To start the discussion, Board of Health Chair Robert Osley said the board instituted the mask mandate for schools so children would be protected from COVID-19 and the delta variant.
“We had our last Board of Health meeting on [Aug. 12], and we discussed the various levels of mask mandates and we decided we would not make any decisions on general mask mandates as far as town businesses and other buildings. We discussed levels of risk for the employees here in town hall, but we did not make a decision,” he said. “We did feel because school is starting in less than a week that it was important enough to make a decision on school masking and safety.”
Because of the uncertainty with students returning to classrooms, Board of Health member Elizabeth Kugler said the board wanted to protect unvaccinated students.
“I think we looked at the science of things because this new variant is running more towards kids. We are coming off a summer and going into a situation when they are unvaccinated, and their main protection is a mask. Kids have been running around all summer, but they have not been in a classroom five days a week from 9 a.m. to 2 p.m., so we do not really know what to expect but felt it necessary to protect the kids,” she said.
Select Board member Brian Moriarty said the School Committee should have been allowed to make the final decision about a mask mandate in schools.
“For me, I think the Board of Health certainly has an important piece of this puzzle, but I think we need to hear from the School Committee whether it is for or against, people need to know what the School Committee is voting for,” he said.
Moriarty said it was odd that the Board of Health instituted the mandate with zero COVID-19 cases in town as of the meeting.
“There have been no COVID cases in Hatfield this past week. If we are following the science, the science says to wear a mask in a high infection zone. I would have felt more comfortable if something drove it a little bit more like five cases before school started, and rather than make it mandatory make it voluntary,” he said.
Select Board Chair Diana Szynal said she was concerned with the mask mandate because the Board of Health took a more passive role during most of the COVID-19 pandemic.
“For the first 18 months of this the Board of Health has taken a backseat, even despite being asked at times to have a more active role. All of the sudden now we have this decision, my concern is that this was an effort to usurp the School Committee because the School Committee was going to make a different decision,” she said.
By not tracking the current COVID-19 metrics daily, Szynal said it seemed odd to mandate masks in schools.
“I do not see how we can not be communicating with our townspeople about these things and not monitoring MAVEN every day. So, it is not even important enough to monitor MAVEN everyday and we are going to mask our children. That is inconsistent and the decision of the board is inconsistent with what has been happening for the past 18 months,” she said. “If you are not going to report to townspeople what is happening with COVID it seems odd to institute mandates on small children.”
Kugler said she would rather take the initiative when it came to protecting students rather than reacting to a disaster.
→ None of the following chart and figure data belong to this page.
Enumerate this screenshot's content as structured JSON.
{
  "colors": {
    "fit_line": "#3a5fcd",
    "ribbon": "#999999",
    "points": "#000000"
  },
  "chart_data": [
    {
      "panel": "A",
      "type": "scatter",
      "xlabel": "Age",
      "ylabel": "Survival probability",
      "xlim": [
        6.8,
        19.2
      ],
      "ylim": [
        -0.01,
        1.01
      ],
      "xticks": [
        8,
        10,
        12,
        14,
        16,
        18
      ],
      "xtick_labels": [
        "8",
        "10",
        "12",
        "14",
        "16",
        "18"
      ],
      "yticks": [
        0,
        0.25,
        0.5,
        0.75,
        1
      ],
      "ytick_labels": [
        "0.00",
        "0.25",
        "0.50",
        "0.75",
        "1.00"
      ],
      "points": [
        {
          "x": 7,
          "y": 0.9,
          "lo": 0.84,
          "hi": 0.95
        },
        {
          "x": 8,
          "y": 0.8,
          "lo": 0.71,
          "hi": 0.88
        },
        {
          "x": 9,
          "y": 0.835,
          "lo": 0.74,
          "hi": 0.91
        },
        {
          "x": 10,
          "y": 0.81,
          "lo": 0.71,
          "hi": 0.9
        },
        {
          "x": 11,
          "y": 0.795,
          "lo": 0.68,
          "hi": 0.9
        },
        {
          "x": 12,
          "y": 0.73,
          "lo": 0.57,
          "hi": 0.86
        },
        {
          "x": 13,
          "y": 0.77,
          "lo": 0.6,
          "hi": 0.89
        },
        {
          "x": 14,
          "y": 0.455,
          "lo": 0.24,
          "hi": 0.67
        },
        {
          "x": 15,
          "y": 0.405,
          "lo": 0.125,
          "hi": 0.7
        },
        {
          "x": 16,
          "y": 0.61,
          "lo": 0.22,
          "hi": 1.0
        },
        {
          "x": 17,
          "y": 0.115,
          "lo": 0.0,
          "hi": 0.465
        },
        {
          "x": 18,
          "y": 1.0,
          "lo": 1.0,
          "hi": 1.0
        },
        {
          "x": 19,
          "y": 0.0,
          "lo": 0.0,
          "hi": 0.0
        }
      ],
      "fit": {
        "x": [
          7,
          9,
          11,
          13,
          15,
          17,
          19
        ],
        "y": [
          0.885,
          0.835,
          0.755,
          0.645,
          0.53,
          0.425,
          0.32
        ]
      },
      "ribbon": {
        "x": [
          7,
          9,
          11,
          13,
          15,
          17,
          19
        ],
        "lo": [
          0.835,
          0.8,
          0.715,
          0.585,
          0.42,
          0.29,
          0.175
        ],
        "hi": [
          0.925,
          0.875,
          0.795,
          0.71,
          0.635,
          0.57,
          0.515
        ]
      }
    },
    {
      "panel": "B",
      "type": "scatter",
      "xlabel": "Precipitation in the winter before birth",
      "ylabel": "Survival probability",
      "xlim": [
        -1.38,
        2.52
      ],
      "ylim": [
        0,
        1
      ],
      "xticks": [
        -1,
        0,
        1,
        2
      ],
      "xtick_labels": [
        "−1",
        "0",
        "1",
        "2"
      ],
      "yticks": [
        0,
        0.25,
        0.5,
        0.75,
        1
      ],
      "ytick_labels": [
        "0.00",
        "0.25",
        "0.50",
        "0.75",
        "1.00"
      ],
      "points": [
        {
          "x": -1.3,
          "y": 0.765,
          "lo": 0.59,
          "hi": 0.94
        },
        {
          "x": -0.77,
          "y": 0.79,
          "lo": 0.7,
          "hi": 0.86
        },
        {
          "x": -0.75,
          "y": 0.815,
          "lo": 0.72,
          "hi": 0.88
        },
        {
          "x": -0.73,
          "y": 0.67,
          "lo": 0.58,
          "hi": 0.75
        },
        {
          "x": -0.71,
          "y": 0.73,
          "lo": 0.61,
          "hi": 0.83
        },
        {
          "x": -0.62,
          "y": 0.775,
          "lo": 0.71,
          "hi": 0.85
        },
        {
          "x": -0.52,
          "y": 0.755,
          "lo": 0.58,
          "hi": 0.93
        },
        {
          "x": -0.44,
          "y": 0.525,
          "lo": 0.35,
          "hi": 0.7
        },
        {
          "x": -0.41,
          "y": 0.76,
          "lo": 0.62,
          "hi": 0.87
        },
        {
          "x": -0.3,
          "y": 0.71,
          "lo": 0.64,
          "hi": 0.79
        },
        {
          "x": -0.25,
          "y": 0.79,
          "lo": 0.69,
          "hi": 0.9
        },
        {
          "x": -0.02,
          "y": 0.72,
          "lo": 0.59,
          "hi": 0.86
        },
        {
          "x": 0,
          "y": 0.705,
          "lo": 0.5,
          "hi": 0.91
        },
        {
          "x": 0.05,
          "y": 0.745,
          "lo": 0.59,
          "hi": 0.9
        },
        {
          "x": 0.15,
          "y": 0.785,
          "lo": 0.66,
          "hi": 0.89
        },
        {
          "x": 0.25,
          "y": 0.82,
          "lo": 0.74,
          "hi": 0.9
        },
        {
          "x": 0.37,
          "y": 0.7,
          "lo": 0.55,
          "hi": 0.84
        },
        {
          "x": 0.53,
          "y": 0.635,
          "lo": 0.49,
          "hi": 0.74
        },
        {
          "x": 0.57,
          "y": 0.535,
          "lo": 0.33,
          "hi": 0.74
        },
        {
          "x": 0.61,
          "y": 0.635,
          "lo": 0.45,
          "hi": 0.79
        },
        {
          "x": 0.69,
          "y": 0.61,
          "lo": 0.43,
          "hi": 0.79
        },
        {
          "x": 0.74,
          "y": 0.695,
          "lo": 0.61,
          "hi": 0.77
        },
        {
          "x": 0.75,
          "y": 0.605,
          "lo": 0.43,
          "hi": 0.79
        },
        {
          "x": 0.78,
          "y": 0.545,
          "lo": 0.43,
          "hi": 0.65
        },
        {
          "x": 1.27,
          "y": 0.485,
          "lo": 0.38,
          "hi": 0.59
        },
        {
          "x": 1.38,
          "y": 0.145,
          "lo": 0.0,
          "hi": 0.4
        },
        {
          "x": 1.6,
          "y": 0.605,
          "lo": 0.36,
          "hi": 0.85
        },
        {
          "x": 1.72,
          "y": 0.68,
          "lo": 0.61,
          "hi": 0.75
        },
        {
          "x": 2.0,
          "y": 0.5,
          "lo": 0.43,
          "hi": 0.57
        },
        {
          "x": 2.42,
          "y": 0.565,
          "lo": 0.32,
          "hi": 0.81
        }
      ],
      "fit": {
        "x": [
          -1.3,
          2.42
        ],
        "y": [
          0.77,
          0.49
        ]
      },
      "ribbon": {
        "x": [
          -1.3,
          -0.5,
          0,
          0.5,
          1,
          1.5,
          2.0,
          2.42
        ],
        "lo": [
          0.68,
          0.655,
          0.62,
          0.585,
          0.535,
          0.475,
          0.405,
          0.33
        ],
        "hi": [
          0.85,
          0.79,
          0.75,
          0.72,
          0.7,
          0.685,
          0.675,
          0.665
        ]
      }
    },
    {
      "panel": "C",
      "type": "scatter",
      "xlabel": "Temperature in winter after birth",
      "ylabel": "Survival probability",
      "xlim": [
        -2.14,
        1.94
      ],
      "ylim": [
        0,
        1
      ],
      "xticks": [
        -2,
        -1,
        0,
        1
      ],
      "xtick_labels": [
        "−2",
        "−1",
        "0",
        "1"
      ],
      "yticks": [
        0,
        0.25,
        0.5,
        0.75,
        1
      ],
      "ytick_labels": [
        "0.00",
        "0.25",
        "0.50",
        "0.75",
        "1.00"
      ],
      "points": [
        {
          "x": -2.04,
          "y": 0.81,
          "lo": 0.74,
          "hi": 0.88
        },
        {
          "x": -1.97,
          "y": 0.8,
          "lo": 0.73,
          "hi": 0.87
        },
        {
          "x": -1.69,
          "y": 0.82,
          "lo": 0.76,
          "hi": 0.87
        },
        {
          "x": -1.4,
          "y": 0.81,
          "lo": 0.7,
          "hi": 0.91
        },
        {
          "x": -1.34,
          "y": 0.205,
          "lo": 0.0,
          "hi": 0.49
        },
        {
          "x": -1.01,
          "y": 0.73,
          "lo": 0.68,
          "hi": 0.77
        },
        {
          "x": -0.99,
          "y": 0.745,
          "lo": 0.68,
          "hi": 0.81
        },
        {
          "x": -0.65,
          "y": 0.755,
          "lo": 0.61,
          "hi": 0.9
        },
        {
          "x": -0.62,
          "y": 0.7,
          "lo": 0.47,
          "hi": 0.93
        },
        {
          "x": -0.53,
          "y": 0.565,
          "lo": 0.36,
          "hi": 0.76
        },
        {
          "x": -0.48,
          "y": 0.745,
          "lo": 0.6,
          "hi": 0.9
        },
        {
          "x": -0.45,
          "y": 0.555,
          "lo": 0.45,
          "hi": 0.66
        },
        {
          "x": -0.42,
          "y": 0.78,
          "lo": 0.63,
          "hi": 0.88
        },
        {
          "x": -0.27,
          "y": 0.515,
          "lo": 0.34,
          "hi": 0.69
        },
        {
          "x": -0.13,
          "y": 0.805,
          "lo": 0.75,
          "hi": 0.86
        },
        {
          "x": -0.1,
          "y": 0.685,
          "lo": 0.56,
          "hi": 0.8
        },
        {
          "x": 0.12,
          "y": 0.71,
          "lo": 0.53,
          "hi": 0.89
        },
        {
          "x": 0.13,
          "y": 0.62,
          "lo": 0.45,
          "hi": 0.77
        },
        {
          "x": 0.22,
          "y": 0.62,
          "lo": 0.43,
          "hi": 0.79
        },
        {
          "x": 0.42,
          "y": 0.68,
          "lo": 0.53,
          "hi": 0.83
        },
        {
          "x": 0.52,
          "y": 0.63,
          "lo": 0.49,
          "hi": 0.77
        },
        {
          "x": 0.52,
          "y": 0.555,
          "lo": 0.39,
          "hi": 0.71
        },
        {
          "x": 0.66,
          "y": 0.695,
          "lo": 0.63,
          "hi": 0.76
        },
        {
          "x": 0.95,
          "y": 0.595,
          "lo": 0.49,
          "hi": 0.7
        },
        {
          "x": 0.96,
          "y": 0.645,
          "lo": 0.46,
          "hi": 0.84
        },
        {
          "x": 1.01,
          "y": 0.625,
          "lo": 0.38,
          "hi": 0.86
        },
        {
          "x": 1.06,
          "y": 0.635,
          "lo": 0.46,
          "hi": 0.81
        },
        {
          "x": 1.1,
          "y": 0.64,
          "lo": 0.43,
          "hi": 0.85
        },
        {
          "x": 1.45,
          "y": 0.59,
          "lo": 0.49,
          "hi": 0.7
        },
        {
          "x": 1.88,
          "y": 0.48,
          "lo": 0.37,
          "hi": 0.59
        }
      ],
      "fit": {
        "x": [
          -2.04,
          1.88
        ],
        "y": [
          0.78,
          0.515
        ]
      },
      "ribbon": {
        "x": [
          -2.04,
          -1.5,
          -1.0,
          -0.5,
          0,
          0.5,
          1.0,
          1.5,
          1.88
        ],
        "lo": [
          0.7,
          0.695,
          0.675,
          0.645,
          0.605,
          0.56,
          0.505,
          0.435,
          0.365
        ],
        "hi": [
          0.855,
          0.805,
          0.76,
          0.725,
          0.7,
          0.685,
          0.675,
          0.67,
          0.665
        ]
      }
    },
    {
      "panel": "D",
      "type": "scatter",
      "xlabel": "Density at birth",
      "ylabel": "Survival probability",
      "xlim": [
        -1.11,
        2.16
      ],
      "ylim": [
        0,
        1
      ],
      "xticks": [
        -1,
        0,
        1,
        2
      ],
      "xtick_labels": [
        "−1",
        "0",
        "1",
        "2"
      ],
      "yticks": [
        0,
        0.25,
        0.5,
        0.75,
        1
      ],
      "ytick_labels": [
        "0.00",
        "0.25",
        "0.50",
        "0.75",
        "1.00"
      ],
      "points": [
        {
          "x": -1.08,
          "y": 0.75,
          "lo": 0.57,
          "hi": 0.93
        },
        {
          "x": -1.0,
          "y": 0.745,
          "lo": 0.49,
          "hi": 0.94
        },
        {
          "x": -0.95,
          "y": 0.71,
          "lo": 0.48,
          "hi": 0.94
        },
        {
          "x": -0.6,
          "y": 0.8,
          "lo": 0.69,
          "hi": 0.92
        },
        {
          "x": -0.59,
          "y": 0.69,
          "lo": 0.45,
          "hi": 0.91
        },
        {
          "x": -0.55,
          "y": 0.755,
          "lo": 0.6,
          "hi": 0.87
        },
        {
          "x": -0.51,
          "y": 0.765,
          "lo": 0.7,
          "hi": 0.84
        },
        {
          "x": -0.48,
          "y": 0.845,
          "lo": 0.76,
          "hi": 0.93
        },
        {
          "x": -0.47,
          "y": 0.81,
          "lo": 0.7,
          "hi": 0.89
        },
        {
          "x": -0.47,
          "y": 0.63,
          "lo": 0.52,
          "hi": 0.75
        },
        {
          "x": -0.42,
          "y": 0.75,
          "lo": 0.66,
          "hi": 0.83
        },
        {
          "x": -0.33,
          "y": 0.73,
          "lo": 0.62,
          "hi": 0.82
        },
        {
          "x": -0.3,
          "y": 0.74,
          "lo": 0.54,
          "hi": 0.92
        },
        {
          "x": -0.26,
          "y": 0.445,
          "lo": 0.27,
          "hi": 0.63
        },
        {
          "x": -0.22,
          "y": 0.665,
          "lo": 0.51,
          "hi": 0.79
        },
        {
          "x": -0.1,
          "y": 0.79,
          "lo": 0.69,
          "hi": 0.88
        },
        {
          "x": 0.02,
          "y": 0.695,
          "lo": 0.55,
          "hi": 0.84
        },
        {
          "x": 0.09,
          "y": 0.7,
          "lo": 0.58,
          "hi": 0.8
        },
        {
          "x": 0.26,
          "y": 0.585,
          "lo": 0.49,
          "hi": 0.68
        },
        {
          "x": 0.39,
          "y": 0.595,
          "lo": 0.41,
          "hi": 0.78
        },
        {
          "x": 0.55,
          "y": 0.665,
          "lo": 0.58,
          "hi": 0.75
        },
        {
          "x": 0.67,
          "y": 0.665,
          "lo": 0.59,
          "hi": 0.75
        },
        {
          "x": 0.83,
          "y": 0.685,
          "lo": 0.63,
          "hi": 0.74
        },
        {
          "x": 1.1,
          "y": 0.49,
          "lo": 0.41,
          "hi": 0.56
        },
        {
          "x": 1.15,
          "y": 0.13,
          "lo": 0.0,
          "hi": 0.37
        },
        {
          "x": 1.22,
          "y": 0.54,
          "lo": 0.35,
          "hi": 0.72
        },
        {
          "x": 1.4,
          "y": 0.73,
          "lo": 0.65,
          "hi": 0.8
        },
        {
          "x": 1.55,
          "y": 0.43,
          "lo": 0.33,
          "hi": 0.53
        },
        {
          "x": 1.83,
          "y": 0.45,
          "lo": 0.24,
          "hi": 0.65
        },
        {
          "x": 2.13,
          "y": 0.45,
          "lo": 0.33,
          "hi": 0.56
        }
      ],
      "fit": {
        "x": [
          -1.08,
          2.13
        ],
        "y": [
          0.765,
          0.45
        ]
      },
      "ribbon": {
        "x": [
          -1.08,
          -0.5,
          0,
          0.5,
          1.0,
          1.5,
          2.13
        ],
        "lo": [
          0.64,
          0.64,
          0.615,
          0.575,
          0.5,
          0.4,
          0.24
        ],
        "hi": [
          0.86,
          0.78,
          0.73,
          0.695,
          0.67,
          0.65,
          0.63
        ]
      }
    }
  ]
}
“I do not like playing with fire with other people’s kids, all it is going to take is one kid getting infected and dying. I would rather be proactive about it than reactive about it and reevaluate everything in a month. A mask is not going to kill a kid, but COVID will,” she said.
While he did not speak about the school recommendation, Hatfield Fire Chief and Emergency Management Director Bob Flaherty said masks should be recommended for vaccinated people in municipal buildings and required for unvaccinated people.
“As the person who is the EMD and directly dealing with COVID patients in town, we do not mandate it, the CDC is recommending masks if you are in a high transmission area, not mandating. We have had three cases in the past 65 days, those are the numbers, that is the science, so we should recommend it for those that are vaccinated, but make it mandatory for those that are not,” he said.
Former COVID-19 coordinator Kerry Flaherty said she never made a decision without first consulting with the Select Board.
“I never ever made a decision without making sure the people in charge of me were informed before that decision was made. I was the one who studied and understood COVID[-19] through and through because it was thrown into my lap 18 months ago,” she said.
Szynal added that she wanted the Board of Health to revisit its mask mandate at another meeting.
“I would encourage you to revisit the decision and base it on the actual numbers of what is happening here, and the actual risks involved with masking our kids in school,” she said.
Ultimately, neither board came to a decision about masking in municipal buildings or schools and the Board of Health agreed to review its decision at a future meeting.
The Select Board next meets on Aug. 31.
Editor's note: Since this meeting, state Education Commissioner Jeffrey Riley was given by the Board of Elementary and Secondary Education authority to issue a mask mandate for grades K-12 through at least Oct. 1.